En la investigación que siguió, McDonald tuvo una intervención decisiva, al recordar que Thiokol había advertido sobre los riesgos de lanzar en clima tan extremo. Después de la tragedia, Thiokol reaccionó como era de esperar: degradó al rebelde McDonald y lo mismo hizo con otros técnicos que habían sido renuentes a seguir adelante con el lanzamiento del Challenger. Escandalizado al conocer semejante represalia, el senador Edward Markey consiguió que el Congreso aprobase una resolución que prohibía a la NASA formalizar nuevos contratos con la empresa. Esta vez, Thiokol reaccionó también como era de esperar: cambió su decisión, McDonald fue ascendido y se le nombró responsable del rediseño de las nuevas juntas que equiparían en lo sucesivo a todos los transbordadores. McDonald continuó trabajando en Thiokol hasta su jubilación. Siempre arrastró un impreciso sentimiento de culpabilidad por no haber insistido aún más en aplazar aquel lanzamiento. Murió en marzo de 2021 a los ochenta y tres años.

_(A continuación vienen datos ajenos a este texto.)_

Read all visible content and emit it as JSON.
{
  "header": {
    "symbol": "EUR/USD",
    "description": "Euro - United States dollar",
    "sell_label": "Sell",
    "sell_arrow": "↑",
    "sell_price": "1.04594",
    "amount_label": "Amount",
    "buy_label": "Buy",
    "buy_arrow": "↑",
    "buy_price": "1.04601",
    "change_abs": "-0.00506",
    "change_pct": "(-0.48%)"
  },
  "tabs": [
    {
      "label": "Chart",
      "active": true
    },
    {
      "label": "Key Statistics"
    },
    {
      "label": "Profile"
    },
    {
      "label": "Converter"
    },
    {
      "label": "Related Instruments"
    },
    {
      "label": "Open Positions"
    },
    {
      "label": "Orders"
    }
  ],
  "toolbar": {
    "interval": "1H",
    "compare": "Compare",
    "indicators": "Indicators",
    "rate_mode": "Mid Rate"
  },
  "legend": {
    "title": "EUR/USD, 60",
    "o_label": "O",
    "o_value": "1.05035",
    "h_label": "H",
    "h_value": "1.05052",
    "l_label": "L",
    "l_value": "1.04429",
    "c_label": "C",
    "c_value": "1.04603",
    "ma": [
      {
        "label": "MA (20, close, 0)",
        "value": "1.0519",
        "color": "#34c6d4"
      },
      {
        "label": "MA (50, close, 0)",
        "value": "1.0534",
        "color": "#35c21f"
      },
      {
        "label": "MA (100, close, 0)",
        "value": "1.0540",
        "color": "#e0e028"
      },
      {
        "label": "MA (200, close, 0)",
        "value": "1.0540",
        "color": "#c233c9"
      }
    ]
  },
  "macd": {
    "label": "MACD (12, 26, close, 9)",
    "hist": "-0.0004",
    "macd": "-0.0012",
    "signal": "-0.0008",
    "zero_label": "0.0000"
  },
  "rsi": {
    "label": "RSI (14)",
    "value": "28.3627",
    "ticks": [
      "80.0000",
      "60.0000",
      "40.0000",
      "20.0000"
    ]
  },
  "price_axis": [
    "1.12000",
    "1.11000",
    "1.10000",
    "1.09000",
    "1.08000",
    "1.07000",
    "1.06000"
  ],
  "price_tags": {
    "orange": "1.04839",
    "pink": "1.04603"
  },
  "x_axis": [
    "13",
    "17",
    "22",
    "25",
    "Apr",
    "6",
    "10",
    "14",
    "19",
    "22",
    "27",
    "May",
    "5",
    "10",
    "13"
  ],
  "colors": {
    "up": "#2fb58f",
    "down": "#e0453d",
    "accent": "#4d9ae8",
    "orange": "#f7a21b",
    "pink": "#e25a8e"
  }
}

Del Challenger sólo fue rescatada el cuarenta y cinco por ciento de su estructura, apenas un cinco por ciento de la cabina de la tripulación y un sesenta y cinco por ciento de la carga de los satélites que serían puestos en órbita en la misión. A veces, el mar vomita en alguna orilla un trozo de metal de aquel monstruo destinado a conquistar el espacio. El 17 de diciembre de 1996 por ejemplo, casi doce años después de la tragedia, dos grandes piezas del trasbordador fueron halladas en una playa árida de las costas de Florida, vecina a Cocoa Beach.

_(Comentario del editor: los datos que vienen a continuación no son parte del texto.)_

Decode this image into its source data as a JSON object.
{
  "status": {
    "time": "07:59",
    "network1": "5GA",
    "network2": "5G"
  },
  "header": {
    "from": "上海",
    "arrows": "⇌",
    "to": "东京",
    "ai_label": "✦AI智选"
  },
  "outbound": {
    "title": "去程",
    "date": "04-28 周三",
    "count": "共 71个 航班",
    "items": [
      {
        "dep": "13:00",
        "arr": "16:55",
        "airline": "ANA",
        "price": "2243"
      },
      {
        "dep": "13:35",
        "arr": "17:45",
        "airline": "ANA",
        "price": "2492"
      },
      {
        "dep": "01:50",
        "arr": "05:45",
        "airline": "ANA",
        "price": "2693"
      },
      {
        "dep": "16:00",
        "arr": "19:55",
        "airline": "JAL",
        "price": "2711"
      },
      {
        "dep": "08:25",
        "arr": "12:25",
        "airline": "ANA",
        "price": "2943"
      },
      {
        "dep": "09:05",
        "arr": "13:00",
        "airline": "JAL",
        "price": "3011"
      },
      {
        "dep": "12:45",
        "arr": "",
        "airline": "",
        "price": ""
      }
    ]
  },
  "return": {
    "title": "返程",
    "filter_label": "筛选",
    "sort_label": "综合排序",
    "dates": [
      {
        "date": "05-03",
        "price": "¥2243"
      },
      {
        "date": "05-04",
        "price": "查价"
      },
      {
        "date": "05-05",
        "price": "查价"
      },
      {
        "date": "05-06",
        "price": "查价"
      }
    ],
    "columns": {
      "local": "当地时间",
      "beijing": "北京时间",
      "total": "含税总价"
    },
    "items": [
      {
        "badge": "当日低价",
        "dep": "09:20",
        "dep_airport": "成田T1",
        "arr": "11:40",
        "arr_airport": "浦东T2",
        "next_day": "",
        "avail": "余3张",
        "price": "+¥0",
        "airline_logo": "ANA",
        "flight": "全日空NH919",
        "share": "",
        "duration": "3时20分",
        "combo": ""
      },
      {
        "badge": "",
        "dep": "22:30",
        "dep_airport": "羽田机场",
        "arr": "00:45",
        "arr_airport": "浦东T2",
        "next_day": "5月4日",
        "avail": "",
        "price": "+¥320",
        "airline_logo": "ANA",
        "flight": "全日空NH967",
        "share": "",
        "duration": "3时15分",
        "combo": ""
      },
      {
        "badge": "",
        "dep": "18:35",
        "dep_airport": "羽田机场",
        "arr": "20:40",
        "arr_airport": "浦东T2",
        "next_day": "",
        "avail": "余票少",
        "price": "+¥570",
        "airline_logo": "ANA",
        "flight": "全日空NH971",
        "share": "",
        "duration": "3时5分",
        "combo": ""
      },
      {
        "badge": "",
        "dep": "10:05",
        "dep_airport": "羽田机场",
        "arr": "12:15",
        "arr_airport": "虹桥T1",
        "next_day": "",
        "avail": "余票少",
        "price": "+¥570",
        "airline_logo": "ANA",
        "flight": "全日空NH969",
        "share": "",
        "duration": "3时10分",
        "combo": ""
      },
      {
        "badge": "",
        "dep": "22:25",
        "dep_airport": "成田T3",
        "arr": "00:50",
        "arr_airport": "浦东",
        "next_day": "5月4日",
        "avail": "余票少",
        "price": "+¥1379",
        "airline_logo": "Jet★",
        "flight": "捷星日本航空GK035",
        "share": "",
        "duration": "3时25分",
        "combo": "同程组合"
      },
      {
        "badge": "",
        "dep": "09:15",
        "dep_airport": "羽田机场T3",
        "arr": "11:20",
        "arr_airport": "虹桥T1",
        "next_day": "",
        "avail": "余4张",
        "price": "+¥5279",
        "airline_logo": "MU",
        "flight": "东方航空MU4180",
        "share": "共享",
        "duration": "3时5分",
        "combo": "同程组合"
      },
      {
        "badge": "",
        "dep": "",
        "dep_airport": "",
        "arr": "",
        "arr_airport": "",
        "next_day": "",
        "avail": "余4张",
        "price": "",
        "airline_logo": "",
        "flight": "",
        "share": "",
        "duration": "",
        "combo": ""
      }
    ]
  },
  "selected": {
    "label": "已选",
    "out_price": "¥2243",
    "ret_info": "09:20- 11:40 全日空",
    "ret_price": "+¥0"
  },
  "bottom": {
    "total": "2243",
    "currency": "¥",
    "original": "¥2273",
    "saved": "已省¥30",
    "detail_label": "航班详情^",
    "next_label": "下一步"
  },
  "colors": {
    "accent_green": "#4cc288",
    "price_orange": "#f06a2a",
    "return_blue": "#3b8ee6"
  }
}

Ronald Reagan debió haber pronunciado la noche de la tragedia, el tradicional mensaje presidencial sobre el Estado de la Unión, frente al Congreso. Lo dejó de lado. Habló en cambio, en tono íntimo, con las inflexiones que Hollywood le había enseñado a usar, desde el Salón Oval de la Casa Blanca. El discurso fue escrito por Peggy Noonan, que hoy tiene setenta y tres años y es columnista de The Wall Street Journal, de NBC News y de ABC News. Terminaba con una frase de John Gillespie Magee Jr., un escritor y piloto de combate de la Segunda Guerra tomada de su poema “High Flight”: “Nunca nos olvidaremos de ellos, ni de la última vez que los vimos, esta mañana, cuando se preparaban para su viaje -dino Reagan- Decían adiós y ‘soltaban los áridos lazos de la tierra para tocar la cara de Dios”. Tres días después, Reagan su mujer, Nancy, llegaron al Centro Espacial Johnson para una misa en honor de los astronautas muertos, junto a cuatro mil invitados y a seis mil empleados de la NASA.

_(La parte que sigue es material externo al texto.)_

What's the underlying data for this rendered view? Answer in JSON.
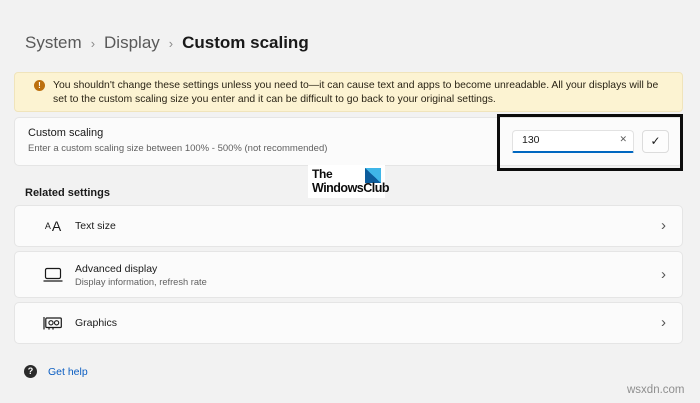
{
  "breadcrumb": {
    "root": "System",
    "section": "Display",
    "current": "Custom scaling"
  },
  "warning": {
    "text": "You shouldn't change these settings unless you need to—it can cause text and apps to become unreadable. All your displays will be set to the custom scaling size you enter and it can be difficult to go back to your original settings."
  },
  "custom_scaling": {
    "title": "Custom scaling",
    "description": "Enter a custom scaling size between 100% - 500% (not recommended)",
    "value": "130"
  },
  "logo": {
    "line1": "The",
    "line2": "WindowsClub"
  },
  "related": {
    "header": "Related settings",
    "items": [
      {
        "label": "Text size",
        "description": ""
      },
      {
        "label": "Advanced display",
        "description": "Display information, refresh rate"
      },
      {
        "label": "Graphics",
        "description": ""
      }
    ]
  },
  "footer": {
    "get_help": "Get help"
  },
  "watermark": "wsxdn.com",
  "icons": {
    "separator": "›",
    "chevron": "›",
    "warning": "!",
    "clear": "✕",
    "confirm": "✓",
    "help": "?",
    "text_size_small": "A",
    "text_size_large": "A"
  },
  "colors": {
    "accent": "#0067c0",
    "warning_bg": "#fcf3d2",
    "warning_icon": "#bc6f0d",
    "link": "#0a5dc2"
  }
}
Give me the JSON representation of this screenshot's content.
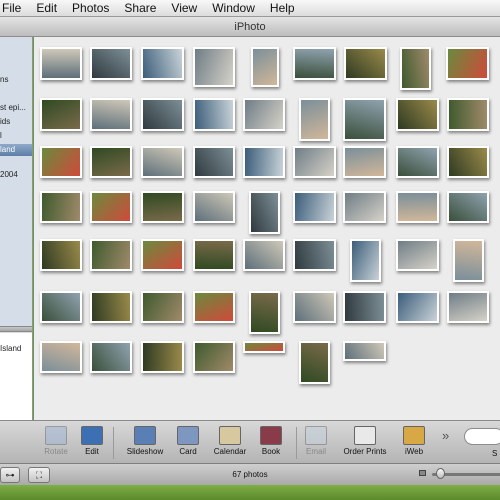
{
  "menubar": {
    "items": [
      "File",
      "Edit",
      "Photos",
      "Share",
      "View",
      "Window",
      "Help"
    ]
  },
  "window": {
    "title": "iPhoto"
  },
  "sidebar": {
    "upper_fragments": [
      "ns",
      "st epi...",
      "ids",
      "l",
      "land",
      "2004"
    ],
    "selected_index": 4,
    "lower_fragments": [
      "Island"
    ]
  },
  "toolbar": {
    "buttons": [
      {
        "label": "Rotate",
        "icon": "rotate-icon",
        "enabled": false
      },
      {
        "label": "Edit",
        "icon": "edit-icon",
        "enabled": true
      },
      {
        "label": "Slideshow",
        "icon": "slideshow-icon",
        "enabled": true
      },
      {
        "label": "Card",
        "icon": "card-icon",
        "enabled": true
      },
      {
        "label": "Calendar",
        "icon": "calendar-icon",
        "enabled": true
      },
      {
        "label": "Book",
        "icon": "book-icon",
        "enabled": true
      },
      {
        "label": "Email",
        "icon": "email-icon",
        "enabled": false
      },
      {
        "label": "Order Prints",
        "icon": "order-prints-icon",
        "enabled": true
      },
      {
        "label": "iWeb",
        "icon": "iweb-icon",
        "enabled": true
      }
    ],
    "more_glyph": "»",
    "search_fragment": "S"
  },
  "status": {
    "photo_count": "67 photos"
  },
  "colors": {
    "sidebar_bg": "#d4dde8",
    "selection": "#6a88b0",
    "viewer_bg": "#ececec",
    "desktop": "#6b9a3a"
  }
}
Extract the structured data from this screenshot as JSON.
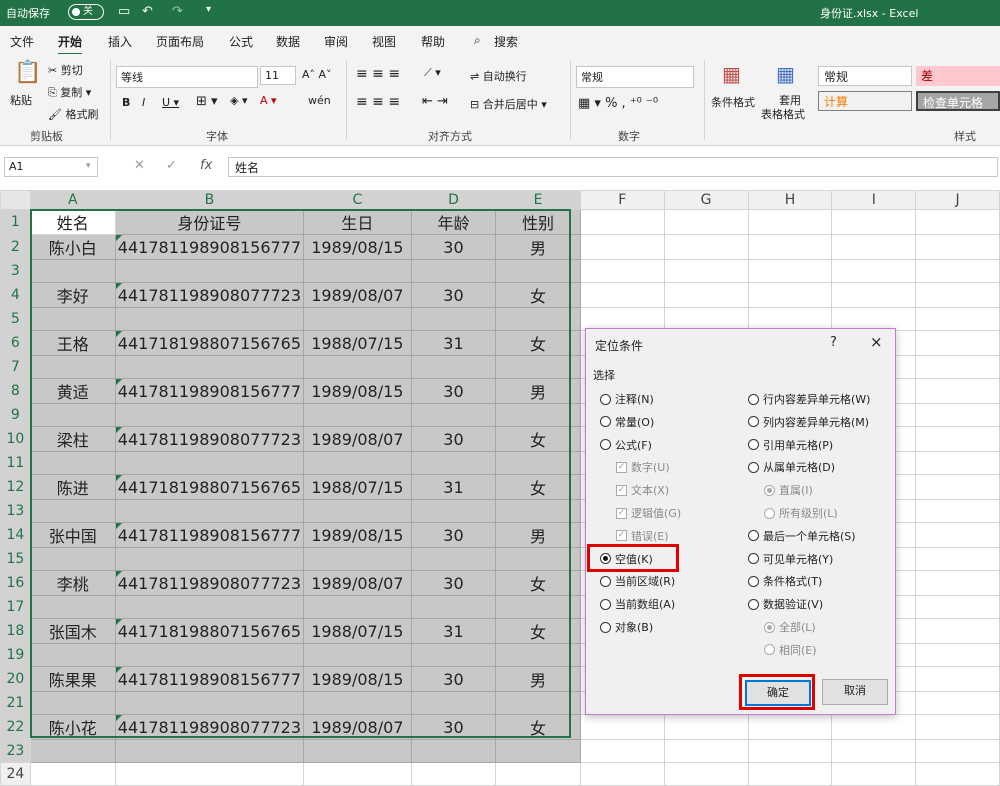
{
  "titlebar": {
    "autosave_label": "自动保存",
    "autosave_state": "关",
    "doc_title": "身份证.xlsx  -  Excel"
  },
  "tabs": [
    "文件",
    "开始",
    "插入",
    "页面布局",
    "公式",
    "数据",
    "审阅",
    "视图",
    "帮助",
    "搜索"
  ],
  "ribbon": {
    "paste": "粘贴",
    "cut": "剪切",
    "copy": "复制",
    "format_painter": "格式刷",
    "clipboard": "剪贴板",
    "font_name": "等线",
    "font_size": "11",
    "font": "字体",
    "wrap_text": "自动换行",
    "merge_center": "合并后居中",
    "alignment": "对齐方式",
    "number_format": "常规",
    "number": "数字",
    "conditional_format": "条件格式",
    "table_format_1": "套用",
    "table_format_2": "表格格式",
    "style_normal": "常规",
    "style_bad": "差",
    "style_calc": "计算",
    "style_check": "检查单元格",
    "styles": "样式"
  },
  "formula_bar": {
    "name_box": "A1",
    "formula": "姓名"
  },
  "grid": {
    "columns": [
      "A",
      "B",
      "C",
      "D",
      "E",
      "F",
      "G",
      "H",
      "I",
      "J"
    ],
    "rows": [
      [
        "姓名",
        "身份证号",
        "生日",
        "年龄",
        "性别"
      ],
      [
        "陈小白",
        "441781198908156777",
        "1989/08/15",
        "30",
        "男"
      ],
      [
        "",
        "",
        "",
        "",
        ""
      ],
      [
        "李好",
        "441781198908077723",
        "1989/08/07",
        "30",
        "女"
      ],
      [
        "",
        "",
        "",
        "",
        ""
      ],
      [
        "王格",
        "441718198807156765",
        "1988/07/15",
        "31",
        "女"
      ],
      [
        "",
        "",
        "",
        "",
        ""
      ],
      [
        "黄适",
        "441781198908156777",
        "1989/08/15",
        "30",
        "男"
      ],
      [
        "",
        "",
        "",
        "",
        ""
      ],
      [
        "梁柱",
        "441781198908077723",
        "1989/08/07",
        "30",
        "女"
      ],
      [
        "",
        "",
        "",
        "",
        ""
      ],
      [
        "陈进",
        "441718198807156765",
        "1988/07/15",
        "31",
        "女"
      ],
      [
        "",
        "",
        "",
        "",
        ""
      ],
      [
        "张中国",
        "441781198908156777",
        "1989/08/15",
        "30",
        "男"
      ],
      [
        "",
        "",
        "",
        "",
        ""
      ],
      [
        "李桃",
        "441781198908077723",
        "1989/08/07",
        "30",
        "女"
      ],
      [
        "",
        "",
        "",
        "",
        ""
      ],
      [
        "张国木",
        "441718198807156765",
        "1988/07/15",
        "31",
        "女"
      ],
      [
        "",
        "",
        "",
        "",
        ""
      ],
      [
        "陈果果",
        "441781198908156777",
        "1989/08/15",
        "30",
        "男"
      ],
      [
        "",
        "",
        "",
        "",
        ""
      ],
      [
        "陈小花",
        "441781198908077723",
        "1989/08/07",
        "30",
        "女"
      ],
      [
        "",
        "",
        "",
        "",
        ""
      ],
      [
        "",
        "",
        "",
        "",
        ""
      ]
    ]
  },
  "dialog": {
    "title": "定位条件",
    "help": "?",
    "close": "×",
    "section": "选择",
    "left_options": [
      {
        "label": "注释(N)",
        "type": "radio"
      },
      {
        "label": "常量(O)",
        "type": "radio"
      },
      {
        "label": "公式(F)",
        "type": "radio"
      },
      {
        "label": "数字(U)",
        "type": "check",
        "disabled": true
      },
      {
        "label": "文本(X)",
        "type": "check",
        "disabled": true
      },
      {
        "label": "逻辑值(G)",
        "type": "check",
        "disabled": true
      },
      {
        "label": "错误(E)",
        "type": "check",
        "disabled": true
      },
      {
        "label": "空值(K)",
        "type": "radio",
        "checked": true
      },
      {
        "label": "当前区域(R)",
        "type": "radio"
      },
      {
        "label": "当前数组(A)",
        "type": "radio"
      },
      {
        "label": "对象(B)",
        "type": "radio"
      }
    ],
    "right_options": [
      {
        "label": "行内容差异单元格(W)",
        "type": "radio"
      },
      {
        "label": "列内容差异单元格(M)",
        "type": "radio"
      },
      {
        "label": "引用单元格(P)",
        "type": "radio"
      },
      {
        "label": "从属单元格(D)",
        "type": "radio"
      },
      {
        "label": "直属(I)",
        "type": "radio",
        "disabled": true,
        "checked": true
      },
      {
        "label": "所有级别(L)",
        "type": "radio",
        "disabled": true
      },
      {
        "label": "最后一个单元格(S)",
        "type": "radio"
      },
      {
        "label": "可见单元格(Y)",
        "type": "radio"
      },
      {
        "label": "条件格式(T)",
        "type": "radio"
      },
      {
        "label": "数据验证(V)",
        "type": "radio"
      },
      {
        "label": "全部(L)",
        "type": "radio",
        "disabled": true,
        "checked": true
      },
      {
        "label": "相同(E)",
        "type": "radio",
        "disabled": true
      }
    ],
    "ok": "确定",
    "cancel": "取消"
  },
  "colors": {
    "excel_green": "#217346",
    "selection": "#c8c8c8",
    "highlight": "#e00000"
  }
}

Los restos identificables de la tripulación fueron entregados a sus familias el 29 de abril de 1986, tres meses y un día después de la tragedia. Dos de los tripulantes, el comandante Francis “Dick” Scobee y el piloto Michael Smith, ascendido a capitán, fueron enterrados por sus familias en el Cementerio Nacional de Arlington, el enorme panteón de los héroes militares y civiles de Estados Unidos. El teniente coronel Ellison Onizuka, especialista e instructor de pilotos, bue enterrado bajo el rito budista en el Cementerio Nacional Conmemorativo del Pacífico en Honolulu, Hawái. Los restos de los tripulantes no identificados fueron enterrados, el 20 de mayo de 1986 y en conjunto, en el Monumento al Trasbordador Espacial Challenger que se alza en el Cementerio de Arlington, Virginia, vecino a Washington DC.
No hay más que cruzar el río Potomac para llegar a él.